# Amtrak Stumps For HSR



## WhoozOn1st (Jun 8, 2010)

From RailwayAge:

"Amtrak called on the Federal Railroad Administration Monday to be 'bold and unambiguous' in recognizing that 'Amtrak's existing national intercity passenger rail system should be recognized in the NRP [National Rail Plan] as the foundation for the development of an expanded network of high speed and conventional rail services spanning key corridors across the United States.'"

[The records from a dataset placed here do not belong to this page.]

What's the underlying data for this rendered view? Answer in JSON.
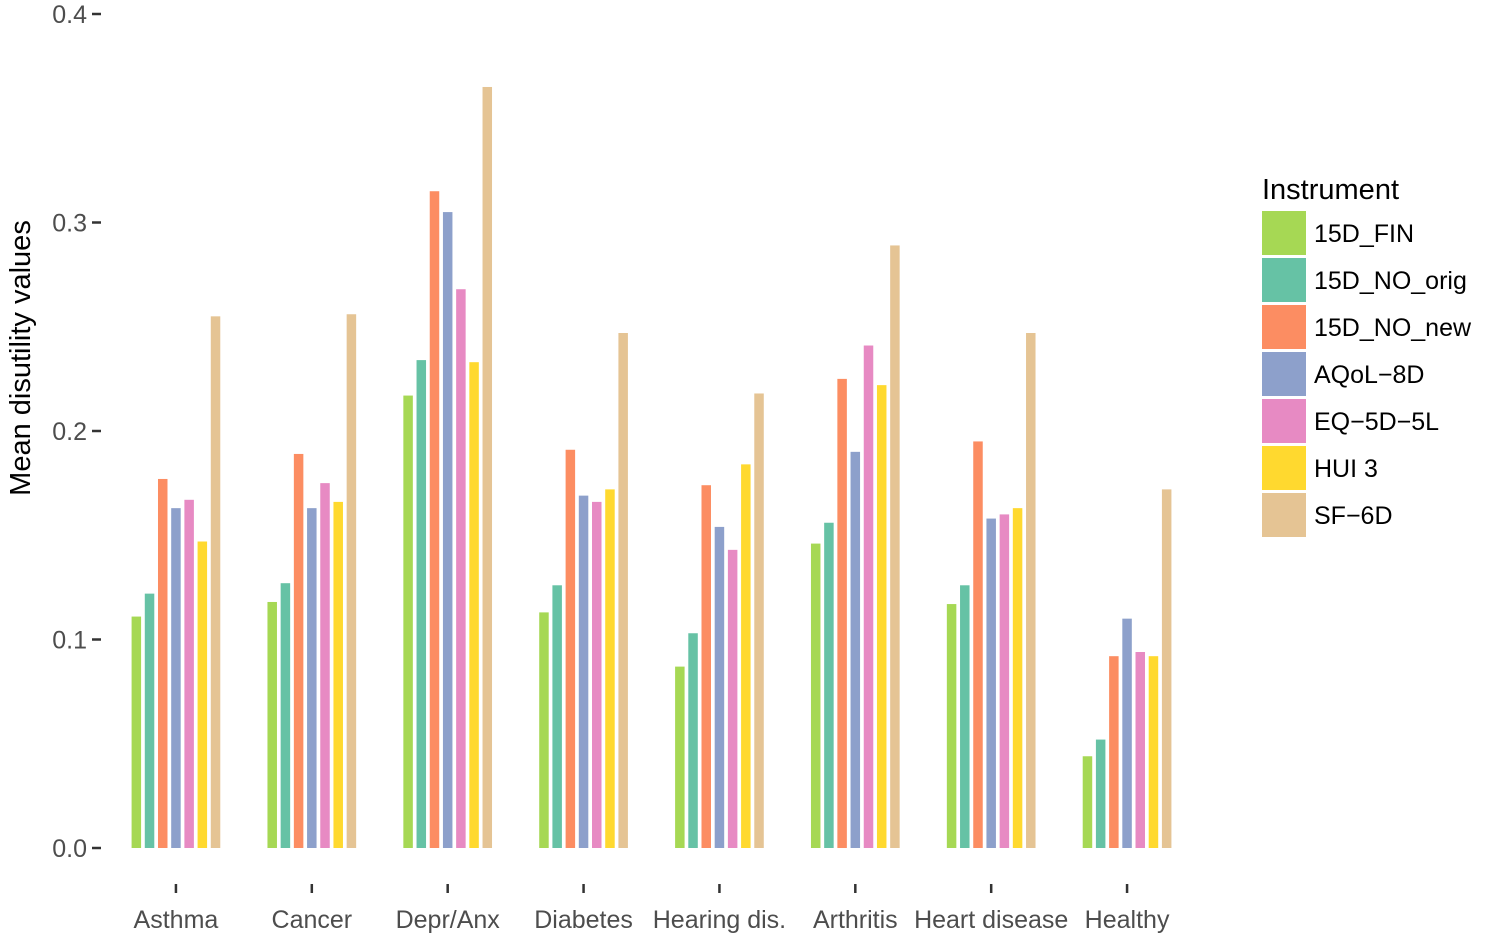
{
  "chart_data": {
    "type": "bar",
    "title": "",
    "xlabel": "",
    "ylabel": "Mean disutility values",
    "ylim": [
      0,
      0.4
    ],
    "yticks": [
      "0.0",
      "0.1",
      "0.2",
      "0.3",
      "0.4"
    ],
    "grid": false,
    "legend": {
      "title": "Instrument",
      "position": "right"
    },
    "categories": [
      "Asthma",
      "Cancer",
      "Depr/Anx",
      "Diabetes",
      "Hearing dis.",
      "Arthritis",
      "Heart disease",
      "Healthy"
    ],
    "series": [
      {
        "name": "15D_FIN",
        "color": "#a6d854",
        "values": [
          0.111,
          0.118,
          0.217,
          0.113,
          0.087,
          0.146,
          0.117,
          0.044
        ]
      },
      {
        "name": "15D_NO_orig",
        "color": "#66c2a5",
        "values": [
          0.122,
          0.127,
          0.234,
          0.126,
          0.103,
          0.156,
          0.126,
          0.052
        ]
      },
      {
        "name": "15D_NO_new",
        "color": "#fc8d62",
        "values": [
          0.177,
          0.189,
          0.315,
          0.191,
          0.174,
          0.225,
          0.195,
          0.092
        ]
      },
      {
        "name": "AQoL−8D",
        "color": "#8da0cb",
        "values": [
          0.163,
          0.163,
          0.305,
          0.169,
          0.154,
          0.19,
          0.158,
          0.11
        ]
      },
      {
        "name": "EQ−5D−5L",
        "color": "#e78ac3",
        "values": [
          0.167,
          0.175,
          0.268,
          0.166,
          0.143,
          0.241,
          0.16,
          0.094
        ]
      },
      {
        "name": "HUI 3",
        "color": "#ffd92f",
        "values": [
          0.147,
          0.166,
          0.233,
          0.172,
          0.184,
          0.222,
          0.163,
          0.092
        ]
      },
      {
        "name": "SF−6D",
        "color": "#e5c494",
        "values": [
          0.255,
          0.256,
          0.365,
          0.247,
          0.218,
          0.289,
          0.247,
          0.172
        ]
      }
    ]
  }
}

Amtrak seeks role as U.S. HSR "foundation"


----------



## mfastx (Jun 8, 2010)

I think Amtrak should operate at least some of these new high speed rail lines. I rode the Acela, and I think they do a good enough job running that train, even with the slower trains getting in the way.


----------



## rrdude (Jun 9, 2010)

WhoozOn1st said:


> From RailwayAge:
> "Amtrak called on the Federal Railroad Administration Monday to be 'bold and unambiguous' in recognizing that 'Amtrak's existing national intercity passenger rail system should be recognized in the NRP [National Rail Plan] as the foundation for the development of an expanded network of high speed and conventional rail services spanning key corridors across the United States.'"
> 
> Amtrak seeks role as U.S. HSR "foundation"


Competition many times improves the overall product choices, and forces each carrier to "work harder and smarter"........

I'd like to see someone other than Amtrak running some HSR. It would be a real wake up call to those lifers in DC.


----------



## AlanB (Jun 9, 2010)

rrdude said:


> It would be a real wake up call to those lifers in DC.


They already got a wake up call when they lost the VRE contract.


----------



## GG-1 (Jun 9, 2010)

AlanB said:


> rrdude said:
> 
> 
> > It would be a real wake up call to those lifers in DC.
> ...


Aloha

Sorta hate to think this but many get their wake up call and roll over and go back to sleep.


----------